Pabst Brewing, known for reviving faded beer brands, is bringing back one of the most popular ales of the 20th century: Ballantine.
Starting September, Pabst will start selling Ballantine India Pale Ale in six packs and larger bottles in the Northeast.
Ballantine, a craft beer, was once one of the biggest selling brews in the U.S. and was a sponsor of the New York Yankees in the 1940's and 50's.
But Ballantine went into decline after the 1960's and was bought by various investors who didn't quite understand the beer business.
However, craft beer is hot again as is India Pale Ale. Overall beer sales have been down for four of the past five years, but craft beer sales grew 17% last year, and represents about 20% of the overall $100 billion dollar beer market, according to the Brewers Association.
"Ballantine is an older brand that basically disappeared," said Eric Shepard of Beer Marketer's Insights. "But this makes sense because (India Pale Ales) are the hottest segment of the craft beer market right now."
Pabst has owned the Ballantine brand for nearly 40 years, but it wasn't until two years ago that it started to think about reviving the brand and bringing it back in its original form.
However, the original formula had disappeared because the brewery had undergone changes under different owners.
"The greatest challenge was doing the historical research," said Gregory Deuhs, Pabst's Master Brewer. "We had to go back and read first-hand accounts of the ale's flavor."
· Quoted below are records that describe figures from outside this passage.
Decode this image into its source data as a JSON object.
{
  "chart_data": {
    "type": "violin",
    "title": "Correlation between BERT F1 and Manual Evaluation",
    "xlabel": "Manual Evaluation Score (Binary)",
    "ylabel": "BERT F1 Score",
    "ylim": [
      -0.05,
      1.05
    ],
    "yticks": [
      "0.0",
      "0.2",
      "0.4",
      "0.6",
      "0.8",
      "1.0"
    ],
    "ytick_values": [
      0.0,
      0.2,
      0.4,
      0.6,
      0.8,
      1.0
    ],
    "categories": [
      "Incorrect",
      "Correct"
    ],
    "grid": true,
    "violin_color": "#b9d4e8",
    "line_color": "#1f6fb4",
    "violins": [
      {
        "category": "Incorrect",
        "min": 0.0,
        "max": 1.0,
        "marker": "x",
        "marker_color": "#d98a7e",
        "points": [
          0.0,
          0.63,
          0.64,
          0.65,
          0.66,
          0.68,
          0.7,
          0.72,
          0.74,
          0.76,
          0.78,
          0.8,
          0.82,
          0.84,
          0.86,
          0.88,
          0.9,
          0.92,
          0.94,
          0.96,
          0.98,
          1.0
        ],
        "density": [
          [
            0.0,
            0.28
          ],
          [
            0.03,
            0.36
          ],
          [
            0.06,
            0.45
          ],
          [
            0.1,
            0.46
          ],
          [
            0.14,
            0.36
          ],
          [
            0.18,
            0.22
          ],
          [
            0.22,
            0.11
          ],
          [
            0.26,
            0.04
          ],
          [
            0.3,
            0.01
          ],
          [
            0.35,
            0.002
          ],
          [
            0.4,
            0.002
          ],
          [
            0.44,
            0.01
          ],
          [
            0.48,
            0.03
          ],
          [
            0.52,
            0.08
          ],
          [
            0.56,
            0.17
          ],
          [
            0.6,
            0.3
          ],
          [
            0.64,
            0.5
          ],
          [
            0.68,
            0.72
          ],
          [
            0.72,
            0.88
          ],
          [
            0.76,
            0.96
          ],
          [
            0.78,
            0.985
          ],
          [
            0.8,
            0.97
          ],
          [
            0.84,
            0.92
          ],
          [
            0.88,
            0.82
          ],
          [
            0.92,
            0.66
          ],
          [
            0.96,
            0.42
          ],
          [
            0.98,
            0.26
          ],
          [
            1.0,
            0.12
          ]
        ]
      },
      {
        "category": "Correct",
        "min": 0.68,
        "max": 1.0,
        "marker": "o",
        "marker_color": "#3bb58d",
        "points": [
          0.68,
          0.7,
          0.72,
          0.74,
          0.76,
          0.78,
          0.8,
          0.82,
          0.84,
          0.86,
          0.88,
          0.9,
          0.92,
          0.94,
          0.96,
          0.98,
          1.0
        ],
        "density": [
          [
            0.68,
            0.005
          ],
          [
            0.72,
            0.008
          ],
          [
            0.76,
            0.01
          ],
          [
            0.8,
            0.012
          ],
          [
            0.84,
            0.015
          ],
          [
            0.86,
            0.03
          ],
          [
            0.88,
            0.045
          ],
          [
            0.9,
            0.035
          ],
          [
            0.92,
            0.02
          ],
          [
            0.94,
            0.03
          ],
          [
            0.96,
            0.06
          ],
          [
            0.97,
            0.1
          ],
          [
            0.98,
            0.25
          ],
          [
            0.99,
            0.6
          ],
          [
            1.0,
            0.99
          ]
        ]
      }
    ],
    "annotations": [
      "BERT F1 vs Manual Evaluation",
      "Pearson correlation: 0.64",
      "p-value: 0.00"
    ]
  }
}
Craft beers are typically brewed in smaller batches compared to the commercial variety and also have more specialized flavors. India Pale Ale focuses on the hops component in the ale which accounts for the bitter flavor in the brew, something that is prized by beer aficionados.
In bringing back Ballantine, Pabst is once again trying to bottle nostalgia. Its century-old Blue Ribbon beer suddenly became popular among young people about a decade ago when snow boarders took a shine to it and the beer was featured on TV shows such as South Park and Breaking Bad.
The Ballantine brand goes all the way back to the 1870's when Scottish immigrant Peter Ballantine built a brewery in Newark, N.J.